Published in Cancer Detection and Prevention 1997; 21(4):295-303.

Detection of Membrane-Associated Human Chorionic Gonadotropin and its Subunits on Human Cultured Cancer Cells of the Nervous System

Hernan F Acevedo PhDa, Robert J Hartsock MDa, Joseph C Maroon MDb

aDepartment of Pathology and Laboratory Medicine; bDepartment of Neurosurgery, Allegheny-Singer Research Institute, Allegheny General Hospital, MCP-Hahnemann Medical School, Allegheny University of the Health Sciences, Pittsburgh, PA

Address all correspondence and reprint requests to: Hernan F. Acevedo, Ph.D., Department of Laboratory Medicine, Allegheny General Hospital, 320 East North Ave., Pittsburgh, PA 15212-9986.

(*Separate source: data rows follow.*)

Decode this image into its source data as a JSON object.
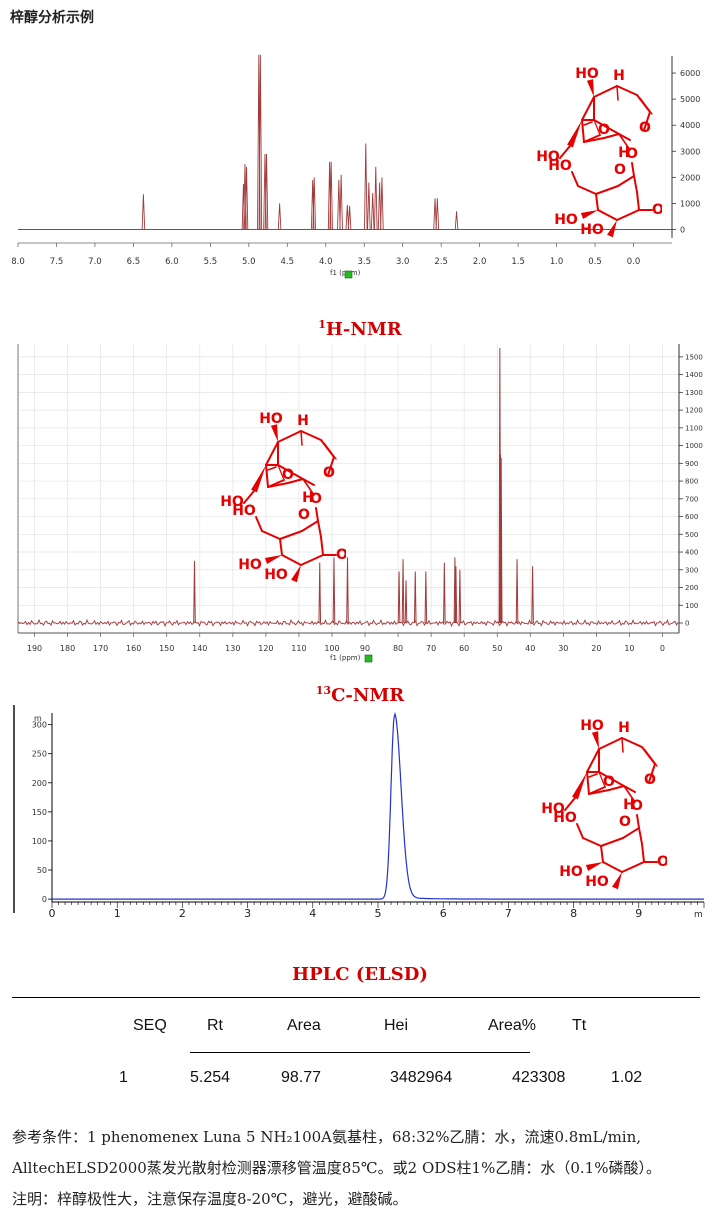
{
  "page": {
    "title": "梓醇分析示例"
  },
  "structure_labels": {
    "ho": "HO",
    "h": "H",
    "o": "O",
    "oh": "OH"
  },
  "chart_data": [
    {
      "type": "line",
      "caption_sup": "1",
      "caption": "H-NMR",
      "xlabel": "f1 (ppm)",
      "xlim": [
        8.0,
        -0.5
      ],
      "ylim": [
        0,
        6500
      ],
      "x_ticks": [
        "8.0",
        "7.5",
        "7.0",
        "6.5",
        "6.0",
        "5.5",
        "5.0",
        "4.5",
        "4.0",
        "3.5",
        "3.0",
        "2.5",
        "2.0",
        "1.5",
        "1.0",
        "0.5",
        "0.0"
      ],
      "y_ticks": [
        "6000",
        "5000",
        "4000",
        "3000",
        "2000",
        "1000",
        "0"
      ],
      "color": "#a23b3b",
      "peaks": [
        {
          "x": 6.37,
          "y": 1350
        },
        {
          "x": 5.07,
          "y": 1750
        },
        {
          "x": 5.05,
          "y": 2500
        },
        {
          "x": 5.03,
          "y": 2400
        },
        {
          "x": 4.87,
          "y": 6700
        },
        {
          "x": 4.85,
          "y": 6700
        },
        {
          "x": 4.79,
          "y": 2900
        },
        {
          "x": 4.77,
          "y": 2900
        },
        {
          "x": 4.6,
          "y": 1000
        },
        {
          "x": 4.17,
          "y": 1900
        },
        {
          "x": 4.15,
          "y": 2000
        },
        {
          "x": 3.95,
          "y": 2600
        },
        {
          "x": 3.93,
          "y": 2600
        },
        {
          "x": 3.83,
          "y": 1900
        },
        {
          "x": 3.8,
          "y": 2100
        },
        {
          "x": 3.72,
          "y": 950
        },
        {
          "x": 3.69,
          "y": 900
        },
        {
          "x": 3.48,
          "y": 3300
        },
        {
          "x": 3.44,
          "y": 1800
        },
        {
          "x": 3.39,
          "y": 1400
        },
        {
          "x": 3.35,
          "y": 2400
        },
        {
          "x": 3.3,
          "y": 1800
        },
        {
          "x": 3.27,
          "y": 2000
        },
        {
          "x": 2.58,
          "y": 1200
        },
        {
          "x": 2.55,
          "y": 1200
        },
        {
          "x": 2.3,
          "y": 700
        }
      ]
    },
    {
      "type": "line",
      "caption_sup": "13",
      "caption": "C-NMR",
      "xlabel": "f1 (ppm)",
      "xlim": [
        195,
        -5
      ],
      "ylim": [
        0,
        1550
      ],
      "x_ticks": [
        "190",
        "180",
        "170",
        "160",
        "150",
        "140",
        "130",
        "120",
        "110",
        "100",
        "90",
        "80",
        "70",
        "60",
        "50",
        "40",
        "30",
        "20",
        "10",
        "0"
      ],
      "y_ticks": [
        "1500",
        "1400",
        "1300",
        "1200",
        "1100",
        "1000",
        "900",
        "800",
        "700",
        "600",
        "500",
        "400",
        "300",
        "200",
        "100",
        "0"
      ],
      "color": "#a23b3b",
      "peaks": [
        {
          "x": 141.6,
          "y": 350
        },
        {
          "x": 103.7,
          "y": 340
        },
        {
          "x": 99.4,
          "y": 370
        },
        {
          "x": 95.3,
          "y": 370
        },
        {
          "x": 79.7,
          "y": 290
        },
        {
          "x": 78.5,
          "y": 360
        },
        {
          "x": 77.6,
          "y": 240
        },
        {
          "x": 74.8,
          "y": 290
        },
        {
          "x": 71.6,
          "y": 290
        },
        {
          "x": 66.0,
          "y": 340
        },
        {
          "x": 62.8,
          "y": 370
        },
        {
          "x": 62.5,
          "y": 320
        },
        {
          "x": 61.3,
          "y": 300
        },
        {
          "x": 49.2,
          "y": 1550
        },
        {
          "x": 49.0,
          "y": 950
        },
        {
          "x": 48.8,
          "y": 930
        },
        {
          "x": 44.0,
          "y": 360
        },
        {
          "x": 39.3,
          "y": 320
        }
      ]
    },
    {
      "type": "line",
      "xlim": [
        0,
        10
      ],
      "ylim": [
        -5,
        320
      ],
      "x_ticks": [
        "0",
        "1",
        "2",
        "3",
        "4",
        "5",
        "6",
        "7",
        "8",
        "9"
      ],
      "y_ticks": [
        "300",
        "250",
        "200",
        "150",
        "100",
        "50",
        "0"
      ],
      "x_unit": "m",
      "y_unit": "m",
      "color": "#2233cc",
      "peak": {
        "rt": 5.254,
        "height": 315,
        "width": 0.16
      }
    }
  ],
  "hplc": {
    "title": "HPLC (ELSD)",
    "headers": [
      "SEQ",
      "Rt",
      "Area",
      "Hei",
      "Area%",
      "Tt"
    ],
    "rows": [
      [
        "1",
        "5.254",
        "98.77",
        "3482964",
        "423308",
        "1.02"
      ]
    ]
  },
  "notes": {
    "line1": "参考条件：1 phenomenex Luna 5 NH₂100A氨基柱，68:32%乙腈：水，流速0.8mL/min,",
    "line2": "AlltechELSD2000蒸发光散射检测器漂移管温度85℃。或2 ODS柱1%乙腈：水（0.1%磷酸）。",
    "line3": "注明：梓醇极性大，注意保存温度8-20℃，避光，避酸碱。"
  }
}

ABSTRACT: Cultured human cancer cells from the nervous system, which included brain cancers, neuroblastomas, medulloblastomas, and retinoblastomas, were analyzed by analytical flow cytometry for the presence of membrane-associated human chorionic gonadotropin (hCG), its subunits, and fragments. Live cells and a panel of monoclonal antibodies directed to epitopes located in three different sites of the hCG molecule were used in the analysis. For in vivo studies, the cultured human glioma cells were grown in athymic (nude) mice, and their tumors were excised and fixed in Bouin's fixative, and embedded in paraffin for subsequent immunocytochemical analysis of tissue sections. Cells from a benign uterine leiomyoma were used as a negative control. Membrane-associated and cytoplasmic hCG, its subunits, and its fragments were present in cells from all the cancers studied. These results correlate with our in vitro and in vivo studies which showed the presence of translatable levels of hCGbeta mRNA in all cancers, including the cancers of the nervous system, proving that these malignant neoplasms are no different from carcinomas, sarcomas, malignant lymphomas, or leukemias in that they all have the same biochemical denominator. Our findings give the scientific basis for the use of active and/or passive immunization against hCG for prevention or as a primary or adjuvant therapy for these types of cancers.

KEY WORDS: flow cytometry, human chorionic gonadotropin gene expression, immunocytochemistry.